Of course, there are some other effects that need to be taken into account. Classes full of highly motivated students tend to give higher ratings than classes of reluctant students. Students in advanced courses also tend to give higher ratings than students in introductory courses. If your abstract algebra students consistently rate you higher than your calculus students, that doesn't necessarily mean that you're doing a better job in abstract algebra.
Finally, it should be pointed out in any discussion of evaluating teaching that there is no universally accepted definition of good teaching. You may perceive advantages or disadvantages in your teaching style that the students do not see, and there's no objective way to determine whether you are right. Ultimately, it's part of every teacher's job to form their own opinions on what constitutes good teaching.
Edit: Who graded the exams?
dtldarek asks below whether the correlation between student evaluations and student exam scores might be due to instructors grading their own class's exams.

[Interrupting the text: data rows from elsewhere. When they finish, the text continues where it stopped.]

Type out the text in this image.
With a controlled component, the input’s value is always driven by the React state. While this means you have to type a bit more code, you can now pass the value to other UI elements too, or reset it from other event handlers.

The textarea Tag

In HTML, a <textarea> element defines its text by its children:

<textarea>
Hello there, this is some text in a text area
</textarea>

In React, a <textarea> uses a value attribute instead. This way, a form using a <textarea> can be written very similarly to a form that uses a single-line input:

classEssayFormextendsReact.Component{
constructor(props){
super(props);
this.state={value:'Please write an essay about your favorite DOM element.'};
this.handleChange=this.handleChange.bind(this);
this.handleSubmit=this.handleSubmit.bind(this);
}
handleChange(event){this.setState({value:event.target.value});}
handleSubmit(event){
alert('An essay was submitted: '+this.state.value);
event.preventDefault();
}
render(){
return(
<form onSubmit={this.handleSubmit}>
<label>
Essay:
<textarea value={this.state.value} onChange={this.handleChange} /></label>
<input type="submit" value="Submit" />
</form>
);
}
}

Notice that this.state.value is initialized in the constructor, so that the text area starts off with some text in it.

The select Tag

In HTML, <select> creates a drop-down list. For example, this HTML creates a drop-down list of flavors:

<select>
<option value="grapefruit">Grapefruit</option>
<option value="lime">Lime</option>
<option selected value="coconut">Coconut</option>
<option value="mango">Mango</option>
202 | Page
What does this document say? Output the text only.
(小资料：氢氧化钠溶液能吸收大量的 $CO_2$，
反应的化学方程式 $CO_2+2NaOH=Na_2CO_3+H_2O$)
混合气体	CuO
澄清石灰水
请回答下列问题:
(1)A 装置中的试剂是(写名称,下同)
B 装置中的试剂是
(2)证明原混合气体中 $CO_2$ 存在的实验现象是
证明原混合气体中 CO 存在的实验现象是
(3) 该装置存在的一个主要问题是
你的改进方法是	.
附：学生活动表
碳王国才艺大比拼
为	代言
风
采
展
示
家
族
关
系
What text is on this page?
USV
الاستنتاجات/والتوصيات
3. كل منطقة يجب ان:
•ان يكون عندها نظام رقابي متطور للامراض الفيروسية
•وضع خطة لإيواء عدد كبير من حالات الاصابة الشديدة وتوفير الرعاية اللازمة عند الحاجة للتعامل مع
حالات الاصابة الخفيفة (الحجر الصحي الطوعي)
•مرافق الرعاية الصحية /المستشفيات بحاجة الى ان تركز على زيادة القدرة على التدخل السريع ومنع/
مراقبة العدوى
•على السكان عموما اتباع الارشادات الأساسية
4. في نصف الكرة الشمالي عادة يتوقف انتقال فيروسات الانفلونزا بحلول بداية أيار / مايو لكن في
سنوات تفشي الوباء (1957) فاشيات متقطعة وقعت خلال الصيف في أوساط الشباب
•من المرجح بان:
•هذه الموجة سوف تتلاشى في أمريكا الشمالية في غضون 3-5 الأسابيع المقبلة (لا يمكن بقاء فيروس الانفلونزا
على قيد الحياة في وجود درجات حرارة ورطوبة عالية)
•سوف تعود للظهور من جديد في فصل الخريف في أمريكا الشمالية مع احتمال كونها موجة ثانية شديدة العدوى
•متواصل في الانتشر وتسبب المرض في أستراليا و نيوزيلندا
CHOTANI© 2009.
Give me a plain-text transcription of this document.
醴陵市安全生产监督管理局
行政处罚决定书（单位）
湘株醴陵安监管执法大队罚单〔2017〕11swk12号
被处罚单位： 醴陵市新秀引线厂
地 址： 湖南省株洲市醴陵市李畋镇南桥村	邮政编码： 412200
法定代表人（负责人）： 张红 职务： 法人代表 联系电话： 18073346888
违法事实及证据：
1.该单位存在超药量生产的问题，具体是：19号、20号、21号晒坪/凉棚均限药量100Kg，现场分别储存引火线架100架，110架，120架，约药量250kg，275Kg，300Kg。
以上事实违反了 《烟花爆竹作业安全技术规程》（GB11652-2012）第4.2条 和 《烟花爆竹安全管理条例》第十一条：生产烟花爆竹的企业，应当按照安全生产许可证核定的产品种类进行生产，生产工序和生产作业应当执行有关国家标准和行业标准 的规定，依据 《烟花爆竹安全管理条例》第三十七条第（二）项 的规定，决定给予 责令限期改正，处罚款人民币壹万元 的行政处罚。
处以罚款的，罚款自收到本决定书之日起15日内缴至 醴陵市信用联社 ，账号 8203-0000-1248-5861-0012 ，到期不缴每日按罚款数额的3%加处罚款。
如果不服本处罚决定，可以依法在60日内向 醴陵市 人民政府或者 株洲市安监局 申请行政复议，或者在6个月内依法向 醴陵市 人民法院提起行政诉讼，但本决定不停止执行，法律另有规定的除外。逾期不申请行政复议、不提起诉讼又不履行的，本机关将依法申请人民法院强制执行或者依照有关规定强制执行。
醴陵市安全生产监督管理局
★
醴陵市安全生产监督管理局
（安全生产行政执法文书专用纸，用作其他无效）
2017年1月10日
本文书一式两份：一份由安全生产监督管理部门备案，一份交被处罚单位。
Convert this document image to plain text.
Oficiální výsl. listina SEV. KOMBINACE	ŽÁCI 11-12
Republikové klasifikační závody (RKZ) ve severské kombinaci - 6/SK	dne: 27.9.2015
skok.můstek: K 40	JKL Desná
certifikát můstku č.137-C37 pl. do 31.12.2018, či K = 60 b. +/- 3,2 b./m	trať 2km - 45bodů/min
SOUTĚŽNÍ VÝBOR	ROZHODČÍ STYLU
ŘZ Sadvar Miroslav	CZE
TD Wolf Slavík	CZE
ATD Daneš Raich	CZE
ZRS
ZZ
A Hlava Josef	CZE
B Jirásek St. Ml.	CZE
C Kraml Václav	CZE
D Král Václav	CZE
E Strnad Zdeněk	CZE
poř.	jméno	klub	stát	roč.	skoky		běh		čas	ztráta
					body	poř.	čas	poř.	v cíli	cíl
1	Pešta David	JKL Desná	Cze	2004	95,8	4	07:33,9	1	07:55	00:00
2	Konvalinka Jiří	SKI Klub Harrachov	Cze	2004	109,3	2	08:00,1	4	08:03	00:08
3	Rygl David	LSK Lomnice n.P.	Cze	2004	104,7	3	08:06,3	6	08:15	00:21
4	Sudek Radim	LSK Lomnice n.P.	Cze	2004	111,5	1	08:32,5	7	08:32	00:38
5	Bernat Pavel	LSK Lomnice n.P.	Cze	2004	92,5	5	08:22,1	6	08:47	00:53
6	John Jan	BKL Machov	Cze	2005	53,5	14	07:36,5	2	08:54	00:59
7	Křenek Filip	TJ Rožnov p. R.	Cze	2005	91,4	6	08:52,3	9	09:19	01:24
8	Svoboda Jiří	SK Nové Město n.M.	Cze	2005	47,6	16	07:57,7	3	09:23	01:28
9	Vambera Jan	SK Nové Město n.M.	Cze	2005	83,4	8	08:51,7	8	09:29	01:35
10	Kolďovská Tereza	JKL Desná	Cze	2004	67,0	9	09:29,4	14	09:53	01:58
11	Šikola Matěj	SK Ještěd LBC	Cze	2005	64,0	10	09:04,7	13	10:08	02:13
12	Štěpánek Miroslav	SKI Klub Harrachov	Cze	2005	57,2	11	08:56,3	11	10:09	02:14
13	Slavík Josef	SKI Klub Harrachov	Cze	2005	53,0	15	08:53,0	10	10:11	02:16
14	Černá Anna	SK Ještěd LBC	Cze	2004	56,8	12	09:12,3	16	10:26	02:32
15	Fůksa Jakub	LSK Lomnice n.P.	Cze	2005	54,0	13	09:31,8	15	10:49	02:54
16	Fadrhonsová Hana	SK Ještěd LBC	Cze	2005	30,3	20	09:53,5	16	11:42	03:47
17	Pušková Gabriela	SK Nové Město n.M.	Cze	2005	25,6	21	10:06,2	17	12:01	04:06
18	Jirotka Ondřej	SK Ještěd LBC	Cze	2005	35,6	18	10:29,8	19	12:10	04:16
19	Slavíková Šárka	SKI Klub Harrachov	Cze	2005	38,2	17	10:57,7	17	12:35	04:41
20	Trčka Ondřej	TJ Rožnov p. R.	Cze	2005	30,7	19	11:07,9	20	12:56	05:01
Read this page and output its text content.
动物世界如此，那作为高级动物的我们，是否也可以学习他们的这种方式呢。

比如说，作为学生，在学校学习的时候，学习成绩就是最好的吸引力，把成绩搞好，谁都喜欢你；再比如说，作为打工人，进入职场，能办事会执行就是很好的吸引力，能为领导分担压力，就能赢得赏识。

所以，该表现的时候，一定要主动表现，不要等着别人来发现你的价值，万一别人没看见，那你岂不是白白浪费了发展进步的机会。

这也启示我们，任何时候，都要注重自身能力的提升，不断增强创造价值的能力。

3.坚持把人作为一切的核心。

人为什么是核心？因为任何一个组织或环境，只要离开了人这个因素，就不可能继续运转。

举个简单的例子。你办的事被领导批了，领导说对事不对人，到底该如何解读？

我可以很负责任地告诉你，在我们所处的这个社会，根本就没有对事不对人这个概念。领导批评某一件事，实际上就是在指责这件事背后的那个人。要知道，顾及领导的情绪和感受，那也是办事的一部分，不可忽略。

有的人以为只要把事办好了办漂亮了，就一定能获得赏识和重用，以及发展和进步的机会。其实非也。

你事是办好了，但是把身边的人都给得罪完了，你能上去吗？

Cashin's study cites two other meta-studies for the results on exam scores: one by Cohen and one by Feldman. I haven't looked through the Feldman study, but Cohen's meta-study analyzes several methodological features, including who grades the exams. Of the 68 studies that Cohen analyzes, 10 had each teacher grade their own class's exam, 28 had some external evaluator grade all of the exams, and the remaining 30 had some other system (e.g. each instructor grades one question from all of the exams). From Cohen:
The only other methodological variable that correlated significantly with effect size was evaluation bias. The correlation between ratings and achievement was large when an external grader was used or when each instructor evaluated one part of the test for all students. For 10 studies in which achievement tests were evaluated by students' own instructors, the effect size was much smaller.
That is, the correlation between good evaluations and good exam scores is stronger when the exams are not graded by the teacher themselves.